Occasionally, for practical reasons (like needing to be dropped off/picked up miles from civilisation or a bus route or hiking in particularly difficult terrain like the Rhinogs), Harri has opted to walk alone but those occasions were relatively rare and as publication day of this first book approaches, I wear my hiking writer’s partner badge with pride. 

I've walked the miles, captured the images, earned my title. I've worked hard so that on April 1, I can announce with complete authenticity, 'Today, readers, I'm going to be The Walker's Wife'.

Looking down from Allt yr Esgair
Not that hiking in the glorious Brecon Beacons, with its spectacular peaks and escarpments, gorges, open moorland and peaceful valleys, can really be considered 'work'; rather we've simply been indulging our passion with the promise of a pay cheque sometime in the distance future .

Fortunately, the majority of our Brecon Beacons hiking was done last spring before the jet stream got stuck down south and the mountains were transformed into bleak, verdant bogs. Later, we were glad we'd seized the moment and spent the fine weather exploring trails, footpaths and quiet, metalled lanes.

We hiked some of the most popular spots in the National Park and some of the most remote. We joined a convoy of hikers approaching Pen y Fan from the north ridge (amazingly, we’d managed to forget it was a Bank Holiday weekend) and enjoyed the company of sheep on the isolated slopes of the (confusingly named) Black Mountain.

In early March, just two days after completing the Llanelli Half Marathon (my first ever race of this kind) and sporting rather spectacular blood blisters on the soles of both feet, I was back in the ‘saddle’, scaling a Black Mountains escarpment (Route 6: Castell Dinas and  Rhos Dirion) .

In May, and with the Black Mountains walks done and dusted, we battled against cold winds to complete a ten-miler around Mynyydd Llangatwg and Craig y Cilau (Route 9). 

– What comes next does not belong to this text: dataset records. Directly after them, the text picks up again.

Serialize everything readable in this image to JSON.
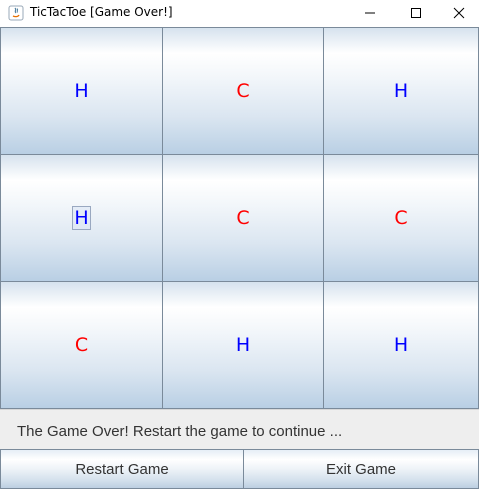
{
  "window": {
    "title": "TicTacToe [Game Over!]",
    "minimize_glyph": "–",
    "maximize_glyph": "☐",
    "close_glyph": "✕"
  },
  "board": {
    "cells": [
      "H",
      "C",
      "H",
      "H",
      "C",
      "C",
      "C",
      "H",
      "H"
    ],
    "colors": {
      "H": "#0000ff",
      "C": "#ff0000"
    }
  },
  "status": {
    "message": "The Game Over! Restart the game to continue ..."
  },
  "buttons": {
    "restart_label": "Restart Game",
    "exit_label": "Exit Game"
  }
}
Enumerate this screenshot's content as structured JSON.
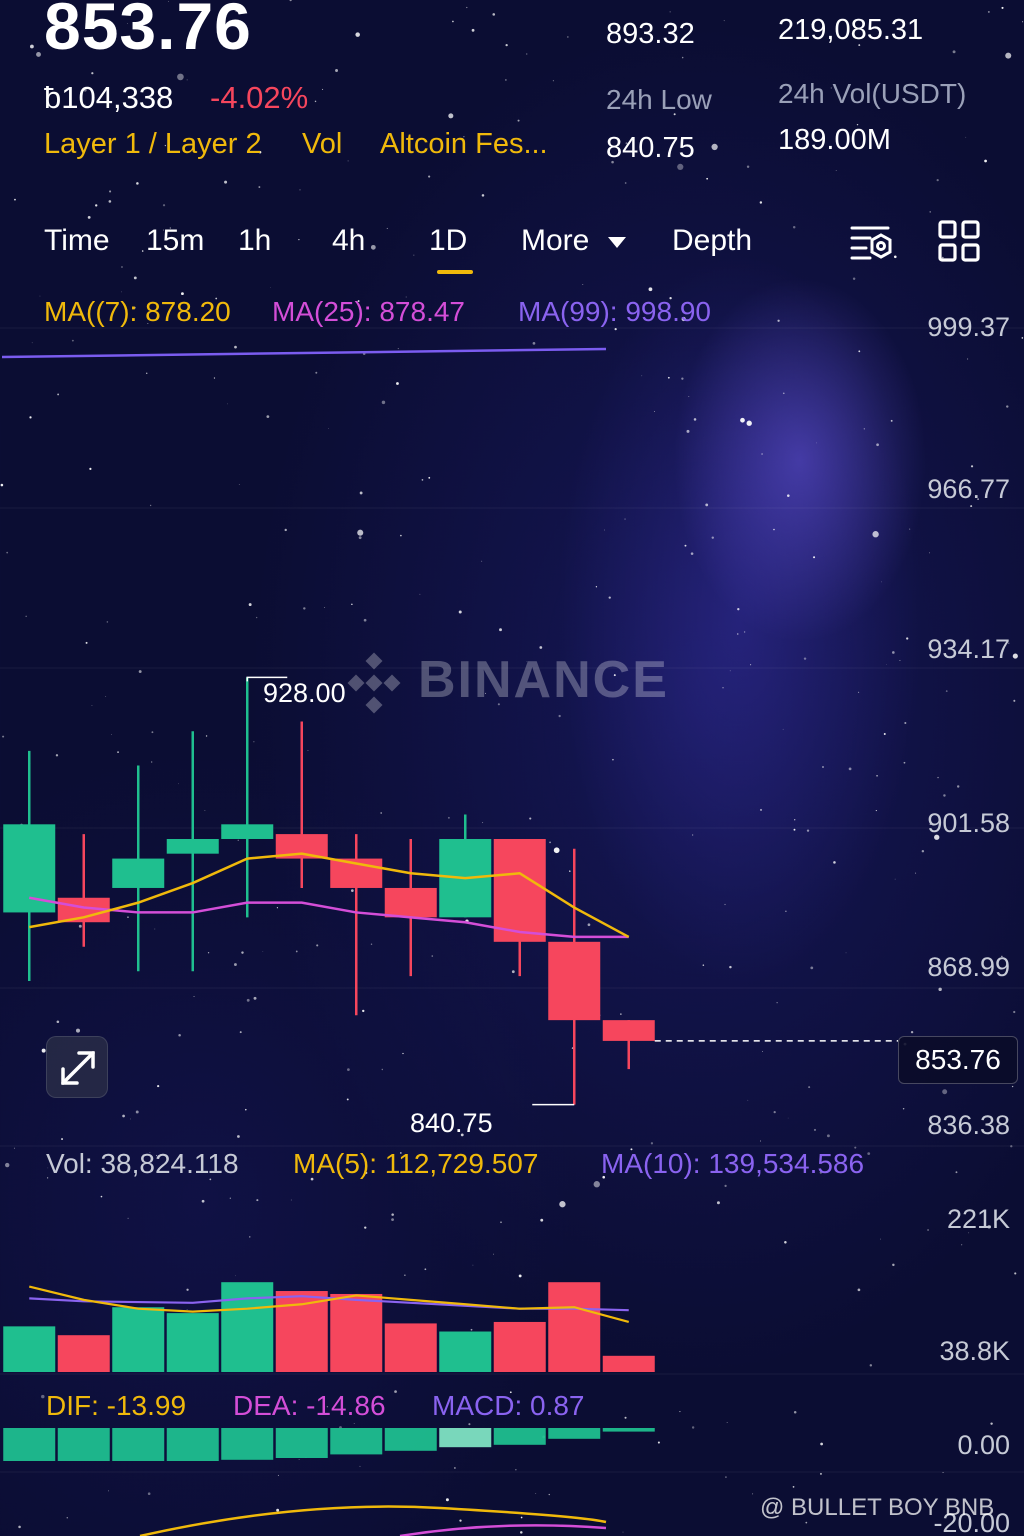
{
  "header": {
    "last_price": "853.76",
    "fiat_price": "ƀ104,338",
    "change_pct": "-4.02%",
    "tags": [
      "Layer 1 / Layer 2",
      "Vol",
      "Altcoin Fes..."
    ],
    "stats": {
      "high_value": "893.32",
      "vol_base_value": "219,085.31",
      "low_label": "24h Low",
      "low_value": "840.75",
      "vol_quote_label": "24h Vol(USDT)",
      "vol_quote_value": "189.00M"
    }
  },
  "timeframes": {
    "items": [
      "Time",
      "15m",
      "1h",
      "4h",
      "1D",
      "More",
      "Depth"
    ],
    "active": "1D"
  },
  "icons": {
    "settings": "chart-settings-icon",
    "layout": "grid-layout-icon",
    "more_caret": "caret-down-icon",
    "expand": "expand-icon"
  },
  "colors": {
    "up": "#1fbf8f",
    "down": "#f6465d",
    "accent": "#f0b90b",
    "ma7": "#f0b90b",
    "ma25": "#d44ed8",
    "ma99": "#8a63f0"
  },
  "ma_legend": {
    "ma7": "MA((7): 878.20",
    "ma25": "MA(25): 878.47",
    "ma99": "MA(99): 998.90"
  },
  "price_axis": [
    "999.37",
    "966.77",
    "934.17",
    "901.58",
    "868.99",
    "853.76",
    "836.38"
  ],
  "high_marker": "928.00",
  "low_marker": "840.75",
  "watermark": "BINANCE",
  "vol_legend": {
    "vol": "Vol: 38,824.118",
    "ma5": "MA(5): 112,729.507",
    "ma10": "MA(10): 139,534.586"
  },
  "vol_axis": [
    "221K",
    "38.8K"
  ],
  "macd_legend": {
    "dif": "DIF: -13.99",
    "dea": "DEA: -14.86",
    "macd": "MACD: 0.87"
  },
  "macd_axis": [
    "0.00",
    "-20.00"
  ],
  "credit": "@ BULLET BOY BNB",
  "chart_data": {
    "type": "candlestick",
    "ylim": [
      836.38,
      999.37
    ],
    "candles": [
      {
        "o": 880,
        "c": 898,
        "h": 913,
        "l": 866
      },
      {
        "o": 883,
        "c": 878,
        "h": 896,
        "l": 873
      },
      {
        "o": 885,
        "c": 891,
        "h": 910,
        "l": 868
      },
      {
        "o": 892,
        "c": 895,
        "h": 917,
        "l": 868
      },
      {
        "o": 895,
        "c": 898,
        "h": 928.0,
        "l": 879
      },
      {
        "o": 896,
        "c": 891,
        "h": 919,
        "l": 885
      },
      {
        "o": 891,
        "c": 885,
        "h": 896,
        "l": 859
      },
      {
        "o": 885,
        "c": 879,
        "h": 895,
        "l": 867
      },
      {
        "o": 879,
        "c": 895,
        "h": 900,
        "l": 879
      },
      {
        "o": 895,
        "c": 874,
        "h": 895,
        "l": 867
      },
      {
        "o": 874,
        "c": 858,
        "h": 893,
        "l": 840.75
      },
      {
        "o": 858,
        "c": 853.76,
        "h": 858,
        "l": 848
      }
    ],
    "ma7": [
      877,
      879,
      882,
      886,
      891,
      892,
      890,
      888,
      887,
      888,
      881,
      875
    ],
    "ma25": [
      883,
      881,
      880,
      880,
      882,
      882,
      880,
      879,
      878,
      876,
      875,
      875
    ],
    "volume": {
      "ylim": [
        38800,
        221000
      ],
      "bars": [
        62000,
        50000,
        88000,
        80000,
        122000,
        110000,
        106000,
        66000,
        55000,
        68000,
        122000,
        22000
      ],
      "ma5": [
        116000,
        98000,
        86000,
        82000,
        86000,
        92000,
        104000,
        98000,
        92000,
        86000,
        88000,
        68000
      ],
      "ma10": [
        100000,
        96000,
        95000,
        94000,
        100000,
        103000,
        98000,
        94000,
        90000,
        86000,
        86000,
        84000
      ]
    },
    "macd": {
      "ylim": [
        -20,
        0
      ],
      "hist": [
        -5.5,
        -5.5,
        -5.5,
        -5.5,
        -5.3,
        -5.0,
        -4.4,
        -3.8,
        -3.2,
        -2.8,
        -1.8,
        -0.6
      ]
    }
  }
}
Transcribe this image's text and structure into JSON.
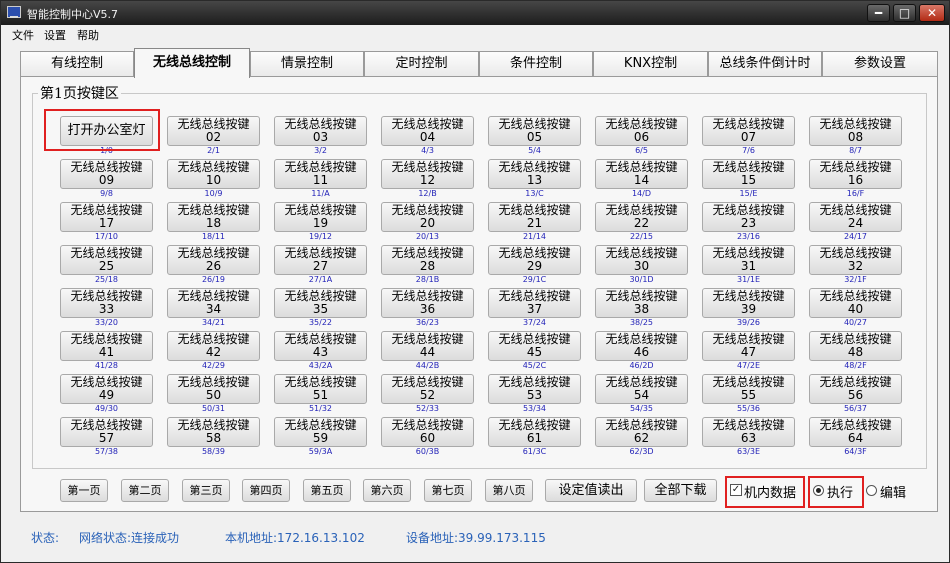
{
  "window": {
    "title": "智能控制中心V5.7",
    "controls": [
      "━",
      "□",
      "✕"
    ]
  },
  "menu": [
    "文件",
    "设置",
    "帮助"
  ],
  "tabs": [
    {
      "label": "有线控制",
      "active": false
    },
    {
      "label": "无线总线控制",
      "active": true
    },
    {
      "label": "情景控制",
      "active": false
    },
    {
      "label": "定时控制",
      "active": false
    },
    {
      "label": "条件控制",
      "active": false
    },
    {
      "label": "KNX控制",
      "active": false
    },
    {
      "label": "总线条件倒计时",
      "active": false
    },
    {
      "label": "参数设置",
      "active": false
    }
  ],
  "group_title": "第1页按键区",
  "key_prefix": "无线总线按键",
  "keys": [
    {
      "label": "打开办公室灯",
      "addr": "1/0"
    },
    {
      "num": "02",
      "addr": "2/1"
    },
    {
      "num": "03",
      "addr": "3/2"
    },
    {
      "num": "04",
      "addr": "4/3"
    },
    {
      "num": "05",
      "addr": "5/4"
    },
    {
      "num": "06",
      "addr": "6/5"
    },
    {
      "num": "07",
      "addr": "7/6"
    },
    {
      "num": "08",
      "addr": "8/7"
    },
    {
      "num": "09",
      "addr": "9/8"
    },
    {
      "num": "10",
      "addr": "10/9"
    },
    {
      "num": "11",
      "addr": "11/A"
    },
    {
      "num": "12",
      "addr": "12/B"
    },
    {
      "num": "13",
      "addr": "13/C"
    },
    {
      "num": "14",
      "addr": "14/D"
    },
    {
      "num": "15",
      "addr": "15/E"
    },
    {
      "num": "16",
      "addr": "16/F"
    },
    {
      "num": "17",
      "addr": "17/10"
    },
    {
      "num": "18",
      "addr": "18/11"
    },
    {
      "num": "19",
      "addr": "19/12"
    },
    {
      "num": "20",
      "addr": "20/13"
    },
    {
      "num": "21",
      "addr": "21/14"
    },
    {
      "num": "22",
      "addr": "22/15"
    },
    {
      "num": "23",
      "addr": "23/16"
    },
    {
      "num": "24",
      "addr": "24/17"
    },
    {
      "num": "25",
      "addr": "25/18"
    },
    {
      "num": "26",
      "addr": "26/19"
    },
    {
      "num": "27",
      "addr": "27/1A"
    },
    {
      "num": "28",
      "addr": "28/1B"
    },
    {
      "num": "29",
      "addr": "29/1C"
    },
    {
      "num": "30",
      "addr": "30/1D"
    },
    {
      "num": "31",
      "addr": "31/1E"
    },
    {
      "num": "32",
      "addr": "32/1F"
    },
    {
      "num": "33",
      "addr": "33/20"
    },
    {
      "num": "34",
      "addr": "34/21"
    },
    {
      "num": "35",
      "addr": "35/22"
    },
    {
      "num": "36",
      "addr": "36/23"
    },
    {
      "num": "37",
      "addr": "37/24"
    },
    {
      "num": "38",
      "addr": "38/25"
    },
    {
      "num": "39",
      "addr": "39/26"
    },
    {
      "num": "40",
      "addr": "40/27"
    },
    {
      "num": "41",
      "addr": "41/28"
    },
    {
      "num": "42",
      "addr": "42/29"
    },
    {
      "num": "43",
      "addr": "43/2A"
    },
    {
      "num": "44",
      "addr": "44/2B"
    },
    {
      "num": "45",
      "addr": "45/2C"
    },
    {
      "num": "46",
      "addr": "46/2D"
    },
    {
      "num": "47",
      "addr": "47/2E"
    },
    {
      "num": "48",
      "addr": "48/2F"
    },
    {
      "num": "49",
      "addr": "49/30"
    },
    {
      "num": "50",
      "addr": "50/31"
    },
    {
      "num": "51",
      "addr": "51/32"
    },
    {
      "num": "52",
      "addr": "52/33"
    },
    {
      "num": "53",
      "addr": "53/34"
    },
    {
      "num": "54",
      "addr": "54/35"
    },
    {
      "num": "55",
      "addr": "55/36"
    },
    {
      "num": "56",
      "addr": "56/37"
    },
    {
      "num": "57",
      "addr": "57/38"
    },
    {
      "num": "58",
      "addr": "58/39"
    },
    {
      "num": "59",
      "addr": "59/3A"
    },
    {
      "num": "60",
      "addr": "60/3B"
    },
    {
      "num": "61",
      "addr": "61/3C"
    },
    {
      "num": "62",
      "addr": "62/3D"
    },
    {
      "num": "63",
      "addr": "63/3E"
    },
    {
      "num": "64",
      "addr": "64/3F"
    }
  ],
  "pages": [
    "第一页",
    "第二页",
    "第三页",
    "第四页",
    "第五页",
    "第六页",
    "第七页",
    "第八页"
  ],
  "actions": {
    "read": "设定值读出",
    "download": "全部下载"
  },
  "options": {
    "internal_data": {
      "label": "机内数据",
      "checked": true,
      "mark": "✓"
    },
    "execute": {
      "label": "执行",
      "selected": true
    },
    "edit": {
      "label": "编辑",
      "selected": false
    }
  },
  "status": {
    "label": "状态:",
    "network": "网络状态:连接成功",
    "local_addr": "本机地址:172.16.13.102",
    "device_addr": "设备地址:39.99.173.115"
  },
  "colors": {
    "highlight": "#e02020",
    "addr_text": "#2424b8",
    "status_text": "#2a62b8"
  }
}
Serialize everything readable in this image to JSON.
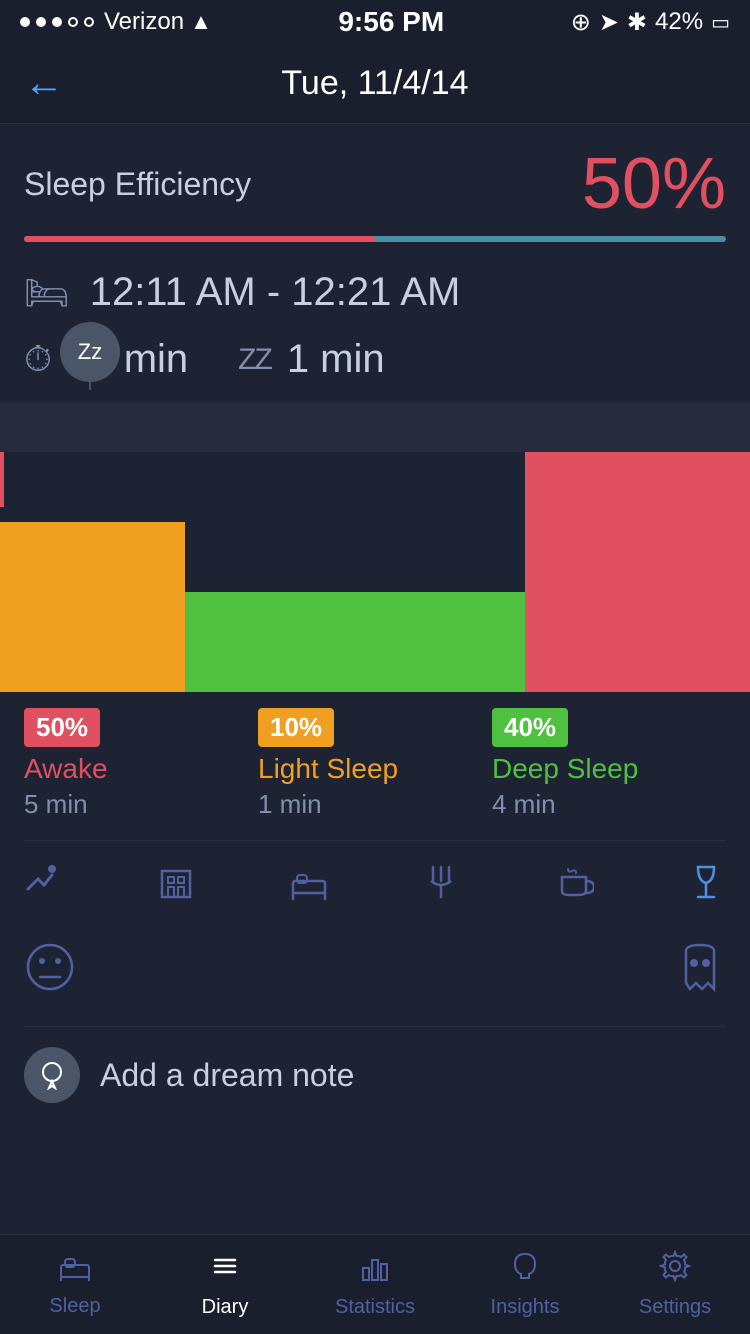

Llangors Lake: a beautiful setting for bird-watchers
The landscape was always interesting and varied, even for a seasoned Brecon Beacons visitor like me.

The beautifully constructed wooden bird hide on the western shore of Llangors Lake was a wonderful surprise, as was the wooded ridge of Allt yr Esgair (Route 8). In the book, Harri describes the latter as ‘a pure delight, with panoramic views complemented in May and June by a wild profusion of colourful flowers’ . I can sum it up in two words, ‘absolutely stunning’.

The serene Olchon Valley (Route 5), just outside the National Park, is off the well-trodden tourist track but is equally appealing (the valley is now known as the setting for the film Resistance, based on the novel by Owen Sheers) and well worth walking.

Another Black Mountains gem is the 11th century Partrishow Church, with its intricately carved 16th century rood screen and the chilling, faded wall painting of a skeleton holding a scythe, hourglass and spade. 

A rival for Italy's Leaning Tower of Pisa?
A couple of miles away, subsidence in the hillside has caused the tower of St Martin's Church, Cwmyoy to lean precariously like a Welsh Leaning Tower of Pisa. 

One morning, we stumbled upon a field of daffodils, out of place against the wild heather-covered escarpment looming above but uplifting nonetheless.

We wandered among sheep, cattle and horses, along the Roman road of Sarn Helen, sections of Offa's Dyke and behind waterfalls.

Finally, in August and after the wettest summer in 100 years, we finished walking the Brecon Beacons and, for me at least, the hard work was over.

Inevitably, some memories fade as the months pass. But it doesn't really matter because we'll always want spend time hiking across the varied landscape of the Brecon Beacons, book or no book.